The Minnesota Orchestra and Houston Symphony have just concluded negotiations with their musicians that have resulted in substantial cuts in wages, either via pay cuts, unpaid furloughs, or both.
In Minnesota [from the Minneapolis Star-Tribune]:
Musicians at the Minnesota Orchestra have agreed to concessions in the face of financial pressures on the organization. The deal saves about $4.2 million — from salary, pension reductions and frozen positions — over the remaining three years of a contract that expires in 2012.
The plan involves pay cuts totaling $1.8 million. The orchestra will also delay filling open positions, which saves another $1.8 million. Reducing pension contributions to 5 percent of salary from 7 percent will save $600,000.
Musician salaries make up 51 percent of the orchestra’s annual budget.
President and CEO Michael Henson said the 95-player orchestra has 10 positions open, including that of concertmaster following the departure of Jorja Fleezanis. That post will definitely be filled, Henson said. The new agreement allows the orchestra to leave an average of six positions open over the course of the deal.
In Houston [from the Houston Chronicle]:
The Houston Symphony announced Friday that it will shutter administrative offices next week, furlough musicians and reduce conductor’s salaries next season to save nearly $900,000.
The cuts will not change the concert schedule for next year, said Matthew VanBesien, the symphony’s executive director and CEO.
“We have tried in every possible way to preserve the core of what we do,” he said.
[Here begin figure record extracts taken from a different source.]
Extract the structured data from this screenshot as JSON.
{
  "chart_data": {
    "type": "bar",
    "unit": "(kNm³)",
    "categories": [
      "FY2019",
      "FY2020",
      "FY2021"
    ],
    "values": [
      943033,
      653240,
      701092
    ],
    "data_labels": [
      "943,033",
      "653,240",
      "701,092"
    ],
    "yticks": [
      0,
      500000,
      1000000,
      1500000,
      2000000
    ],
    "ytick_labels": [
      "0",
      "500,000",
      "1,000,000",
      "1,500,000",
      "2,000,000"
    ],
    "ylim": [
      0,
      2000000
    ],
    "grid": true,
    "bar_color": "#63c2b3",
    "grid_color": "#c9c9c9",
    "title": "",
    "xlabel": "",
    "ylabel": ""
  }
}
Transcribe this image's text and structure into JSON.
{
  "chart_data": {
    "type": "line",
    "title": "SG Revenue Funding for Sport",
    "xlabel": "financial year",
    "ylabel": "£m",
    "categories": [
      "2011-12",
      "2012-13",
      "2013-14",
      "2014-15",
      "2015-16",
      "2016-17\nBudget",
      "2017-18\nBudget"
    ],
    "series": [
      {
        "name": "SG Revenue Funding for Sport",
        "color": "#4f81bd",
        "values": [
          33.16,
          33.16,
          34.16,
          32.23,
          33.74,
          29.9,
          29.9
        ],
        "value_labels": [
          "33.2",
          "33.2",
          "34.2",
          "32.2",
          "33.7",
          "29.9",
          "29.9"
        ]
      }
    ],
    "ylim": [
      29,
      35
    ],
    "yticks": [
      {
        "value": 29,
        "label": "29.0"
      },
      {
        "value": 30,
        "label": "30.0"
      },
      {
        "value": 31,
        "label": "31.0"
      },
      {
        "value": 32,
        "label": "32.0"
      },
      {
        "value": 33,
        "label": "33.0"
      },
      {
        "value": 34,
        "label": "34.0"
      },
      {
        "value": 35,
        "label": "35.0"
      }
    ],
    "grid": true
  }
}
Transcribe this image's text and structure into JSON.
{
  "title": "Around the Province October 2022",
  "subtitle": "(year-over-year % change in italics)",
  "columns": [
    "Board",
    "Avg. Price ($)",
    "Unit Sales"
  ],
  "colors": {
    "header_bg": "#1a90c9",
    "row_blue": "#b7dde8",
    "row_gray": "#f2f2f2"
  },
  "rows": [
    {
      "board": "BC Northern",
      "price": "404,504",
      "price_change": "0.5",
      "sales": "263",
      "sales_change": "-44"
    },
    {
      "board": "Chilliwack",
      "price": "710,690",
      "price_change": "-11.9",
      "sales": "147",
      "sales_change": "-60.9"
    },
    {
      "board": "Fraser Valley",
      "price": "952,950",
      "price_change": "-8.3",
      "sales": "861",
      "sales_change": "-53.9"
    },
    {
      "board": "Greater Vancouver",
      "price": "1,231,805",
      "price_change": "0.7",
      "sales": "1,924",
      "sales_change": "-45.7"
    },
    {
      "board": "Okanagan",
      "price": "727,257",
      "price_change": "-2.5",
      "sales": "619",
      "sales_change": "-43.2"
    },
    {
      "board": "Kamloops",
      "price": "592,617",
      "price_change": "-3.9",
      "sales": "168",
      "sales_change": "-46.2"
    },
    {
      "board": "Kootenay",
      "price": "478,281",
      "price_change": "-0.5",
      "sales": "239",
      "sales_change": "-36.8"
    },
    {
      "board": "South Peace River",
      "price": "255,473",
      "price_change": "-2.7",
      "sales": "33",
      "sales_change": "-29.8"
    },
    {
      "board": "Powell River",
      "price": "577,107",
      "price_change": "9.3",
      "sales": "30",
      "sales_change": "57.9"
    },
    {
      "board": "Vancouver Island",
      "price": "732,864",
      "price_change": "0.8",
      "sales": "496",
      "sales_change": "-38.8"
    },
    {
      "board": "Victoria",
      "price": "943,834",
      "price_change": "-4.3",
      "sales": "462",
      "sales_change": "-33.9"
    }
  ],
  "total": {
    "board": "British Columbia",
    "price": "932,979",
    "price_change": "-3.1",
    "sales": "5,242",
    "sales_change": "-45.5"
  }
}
The symphony’s administrative staff of about 50 had been told last spring to expect the unpaid week.
Symphony management and the musicians’ union Friday morning signed an amendment to their contract. It requires the 86 musicians to take two unpaid furlough weeks between October and May.
In addition, Music Director Hans Graf, Principal Pops Conductor Michael Krajewski and Associate Conductor Robert Franz agreed to an 8 percent to 10 percent pay cut that will result in more than $45,000 in savings.